After receiving a record number of votes and a substantial majority in the electoral college, former Vice President Joe Biden is now President-Elect Biden. The seasoned politician will be met with a divided Senate, the tie-breaker vote to be determined by Georgia’s dual runoff elections in January. Despite hopes that his past relationships in the Senate could make working with a potential Republican majority possible, if Biden is to enact his policies in full he will need to rely on either a Democratic win in Georgia or attempting to leverage the same executive powers that President Donald Trump utilized throughout his term.
Renewable energy advocates should still maintain some hope in the case of a Republican Senate majority, however, as solar and wind incentive programs do not tend to see the same political polarization as climate change legislation as a whole. Right-leaning states such as Texas have hit a turning point in terms of solar over the last 10 years, and many voters and politicians who may have opposed solar legislation in the past are now realizing the economic benefits.
Extensions of the ITC and PTC
Priority number one for both the solar and wind industries under the Biden administration will undoubtedly be an extension of the safe-harbor deadlines for the solar Investment Tax Credit(ITC), and the Production Tax Credit (PTC) for wind. This could be very attainable, as the deadline could potentially be extended by the treasury alone, without the need for a Senate bill.
The secondary priority for clean energy lobbyists will likely be to allow renewable projects access to refundable “direct pay” credits, helping offset lower tax liabilities for tax equity investors during the economic downturn caused by COVID-19.
Both measures are seen as relatively revenue-neutral and could help to differentiate these requests from more politically polarizing proposals such as the Green New Deal and other house bills.
The CEO of the American Wind Energy Association, Tom Kiernan stated: “Making these adjustments to existing tax credits would provide the industry the flexibility needed to accommodate COVID-19 delays, without costing the federal government any additional money,” when speaking shortly after the passage of the first stimulus package in March.
Biden’s Climate Change Plan & Energy Storage
Day one of the Biden administration will likely include moves to rejoin the Paris climate agreement, reversals of actions taken by the Trump administration to lower auto and appliance efficiency standards, and direct federal agencies to purchase clean energy. This plan would likely take some guidance from the 100-day plan outlined by the Solar Energy Industries Association (SEIA), which lays out several clear goals and steps that the administration could follow to put America on the path to 100% clean energy.

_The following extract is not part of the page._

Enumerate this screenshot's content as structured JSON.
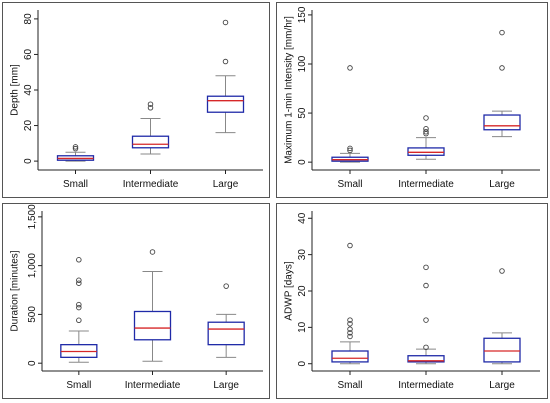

Some of the items from this SEIA plan could be incredibly impactful on the future of the U.S. solar industry, such as their suggestion for an energy storage Investment Tax Credit:
“To reach and surpass our goal of 20% of electricity generation from solar energy by 2030, The U.S will need to add energy storage to increase the availability of solar as a variable resource. The Investment Tax Credit as currently enacted makes energy storage installations eligible if it is installed at the same time as a solar energy system. With more than 2 million solar installations already installed in the United States, however, retrofits and increased deployment in general, are needed. SEIA supports standalone energy storage systems qualifying for the ITC, through policies like HR 2360/S 1142, the Energy Storage Tax Incentive and Deployment Act (Doyle, Heinrich, Gardner)”.
If the Biden administration successfully passed legislation to allow ITC benefits for retrofitted storage, it could spark a massive wave of storage projects.
EV Charging in the Biden Era
Another big piece of Biden’s proposed plan includes support for electric vehicles and electric vehicle charging. The following language from Biden’s Build Back Better plan suggests a focus on pushing U.S. auto manufacturers towards more EV production, as well as investment in growing our charging infrastructure:
“Auto Industry: Create 1 million new jobs in the American auto industry, domestic auto supply chains, and auto infrastructure, from parts to materials to electric vehicle charging stations, positioning American auto workers and manufacturers to win the 21st century; and invest in U.S. auto workers to ensure their jobs are good jobs with a choice to join a union.”
EV charging is potentially expected to grow into a nearly 20 billion dollar industry during 2020-2024, a prediction that is looking ever more likely if Biden’s plans for the U.S. auto industry come to fruition. There doesn’t seem to be much friction from manufacturers either, as GM appears to be fully embracing electric vehicles in their recent announcements, such as their promise of 30 battery-powered models costing $30,000 or less to be available by 2025.
Ultimately, the fate of Biden’s policies will likely still depend on achieving some kind of bipartisan support in Congress and the degree to which they can be worked into next year’s inevitable stimulus bill. Regardless, the Biden administration can still take some decisive executive actions right away to ensure the U.S is once again headed towards 100% renewable energy.